LA PREGHIERA DI S. TERESA DEL B. G.

di P. Antonio Maria Sicari, o.c.d.

 

S. Teresa di Lisieux è stata proclamata Dottore della Chiesa perché ha insegnato una sua particolare “scienza dell’amore”: quella di trattare Dio come fanno quei bambini che si lasciano custodire dai loro genitori, senza sottrarsi capricciosamente, ma assecondando quell’amore che li fa crescere.
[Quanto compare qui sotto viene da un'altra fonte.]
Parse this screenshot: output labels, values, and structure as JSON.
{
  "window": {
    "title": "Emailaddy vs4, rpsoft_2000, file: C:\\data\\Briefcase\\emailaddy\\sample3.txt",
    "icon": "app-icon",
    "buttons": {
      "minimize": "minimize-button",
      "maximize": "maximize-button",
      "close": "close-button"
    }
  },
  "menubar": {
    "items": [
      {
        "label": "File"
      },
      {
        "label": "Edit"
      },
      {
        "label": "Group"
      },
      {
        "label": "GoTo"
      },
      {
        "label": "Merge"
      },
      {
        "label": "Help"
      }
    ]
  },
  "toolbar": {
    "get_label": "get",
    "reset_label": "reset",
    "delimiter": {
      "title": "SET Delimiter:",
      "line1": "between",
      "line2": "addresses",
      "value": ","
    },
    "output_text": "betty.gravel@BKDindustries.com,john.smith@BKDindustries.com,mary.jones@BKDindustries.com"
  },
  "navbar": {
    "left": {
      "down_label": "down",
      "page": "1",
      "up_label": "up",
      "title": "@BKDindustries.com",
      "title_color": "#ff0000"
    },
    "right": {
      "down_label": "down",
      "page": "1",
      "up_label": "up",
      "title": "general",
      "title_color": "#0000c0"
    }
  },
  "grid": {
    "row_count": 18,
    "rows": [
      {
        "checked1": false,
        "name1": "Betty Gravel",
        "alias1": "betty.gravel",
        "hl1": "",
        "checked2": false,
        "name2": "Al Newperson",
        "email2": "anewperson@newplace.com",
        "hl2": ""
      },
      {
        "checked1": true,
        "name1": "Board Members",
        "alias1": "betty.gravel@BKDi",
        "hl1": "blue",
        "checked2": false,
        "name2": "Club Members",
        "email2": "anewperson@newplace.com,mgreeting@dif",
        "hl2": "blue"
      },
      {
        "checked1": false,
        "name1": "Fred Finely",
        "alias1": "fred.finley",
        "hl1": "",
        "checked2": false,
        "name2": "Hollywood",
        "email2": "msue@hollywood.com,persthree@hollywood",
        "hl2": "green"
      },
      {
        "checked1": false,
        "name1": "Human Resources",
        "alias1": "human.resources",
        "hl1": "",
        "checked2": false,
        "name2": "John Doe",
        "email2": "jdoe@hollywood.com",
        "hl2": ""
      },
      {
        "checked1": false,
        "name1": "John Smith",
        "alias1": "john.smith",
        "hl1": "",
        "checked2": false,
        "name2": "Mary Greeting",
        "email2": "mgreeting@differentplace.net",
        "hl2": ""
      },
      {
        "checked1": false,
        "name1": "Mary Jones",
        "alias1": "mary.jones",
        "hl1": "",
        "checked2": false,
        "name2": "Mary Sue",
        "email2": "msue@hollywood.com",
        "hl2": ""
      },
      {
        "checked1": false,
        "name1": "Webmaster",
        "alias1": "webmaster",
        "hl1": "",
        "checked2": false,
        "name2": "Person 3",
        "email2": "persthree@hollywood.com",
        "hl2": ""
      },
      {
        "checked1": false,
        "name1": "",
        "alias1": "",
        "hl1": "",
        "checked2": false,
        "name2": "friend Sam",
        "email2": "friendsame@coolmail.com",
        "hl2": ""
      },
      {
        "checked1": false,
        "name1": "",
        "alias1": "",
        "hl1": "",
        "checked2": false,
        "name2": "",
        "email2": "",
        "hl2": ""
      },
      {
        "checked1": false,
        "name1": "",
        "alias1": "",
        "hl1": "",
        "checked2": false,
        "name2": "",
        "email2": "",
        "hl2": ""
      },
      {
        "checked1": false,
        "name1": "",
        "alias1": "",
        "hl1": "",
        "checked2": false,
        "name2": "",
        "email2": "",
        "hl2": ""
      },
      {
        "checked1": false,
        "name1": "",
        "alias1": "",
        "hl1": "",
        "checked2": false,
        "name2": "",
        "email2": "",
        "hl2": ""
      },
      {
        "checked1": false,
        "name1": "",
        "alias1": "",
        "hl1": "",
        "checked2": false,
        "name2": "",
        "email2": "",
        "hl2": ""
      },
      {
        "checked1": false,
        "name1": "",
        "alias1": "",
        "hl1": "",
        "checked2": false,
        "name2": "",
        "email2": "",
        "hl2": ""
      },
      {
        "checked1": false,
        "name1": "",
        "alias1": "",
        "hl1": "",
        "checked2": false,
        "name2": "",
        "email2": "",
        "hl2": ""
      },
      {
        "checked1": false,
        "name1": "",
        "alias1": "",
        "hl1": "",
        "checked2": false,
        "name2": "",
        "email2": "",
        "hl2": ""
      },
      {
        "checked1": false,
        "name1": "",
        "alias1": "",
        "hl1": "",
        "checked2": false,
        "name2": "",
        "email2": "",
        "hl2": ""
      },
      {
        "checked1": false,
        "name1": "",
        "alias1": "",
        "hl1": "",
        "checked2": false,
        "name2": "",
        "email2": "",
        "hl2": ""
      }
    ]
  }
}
E’ l’esperienza dell’«infanzia spirituale»: quella del cristiano che impara a diventare adulto nel mondo (senza infantilismi), ma restando sempre “piccolo”, sempre “figlio” davanti a Dio Padre e davanti alla Chiesa, sua Madre. Di conseguenza Teresa non percepisce la preghiera come uno sforzo per protendersi verso l’alto, quasi nel tentativo orgoglioso di raggiungere Dio, ma come uno slancio fiducioso, sempre più intenso, del cuore. «Per me – scrive nella sua  Storia di un’Anima –  la preghiera è uno slancio del cuore, è un semplice sguardo gettato verso il cielo, è un grido di riconoscenza e d’amore, in mezzo alla prova come in mezzo alla gioia, infine è qualcosa di grande, di soprannaturale, che mi dilata l’anima (Ms C 25 r). Ma anche queste parole – che il Catechismo della Chiesa Cattolica riporta proprio quando introduce la sezione dedicata alla «preghiera cristiana» – non devono farci pensare a un clima di continuo entusiasmo spirituale. Teresa non ha avuto paura di raccontare le sue difficoltà nella preghiera, spesso legate alla salute malferma e alle notti insonni che si facevano poi sentire nelle distrazioni e negli assopimenti che la prendevano durante le ore di meditazione. Reagiva umilmente, ricorrendo alle umili preghiere vocali e alla lettura del Vangelo o della sua cara Imitazione di Cristo, senza irrigidirsi né colpevolizzarsi. Si diceva che “i bambini piacciono ai loro genitori, sia quando sono svegli che quando dormono”. E quando le chiesero di affrescare la parete attorno al tabernacolo, tra i tanti angioletti adoranti, ne dipinse anche uno addormentato. L’amore, però, c’era tutto intero, perché Teresa non si sottraeva mai, non abbandonava mai il suo posto, per stanchezza o scoraggiamento; era sempre là dove Gesù voleva vederla: con fedeltà, con generosità, con tenacia, con fede irremovibile.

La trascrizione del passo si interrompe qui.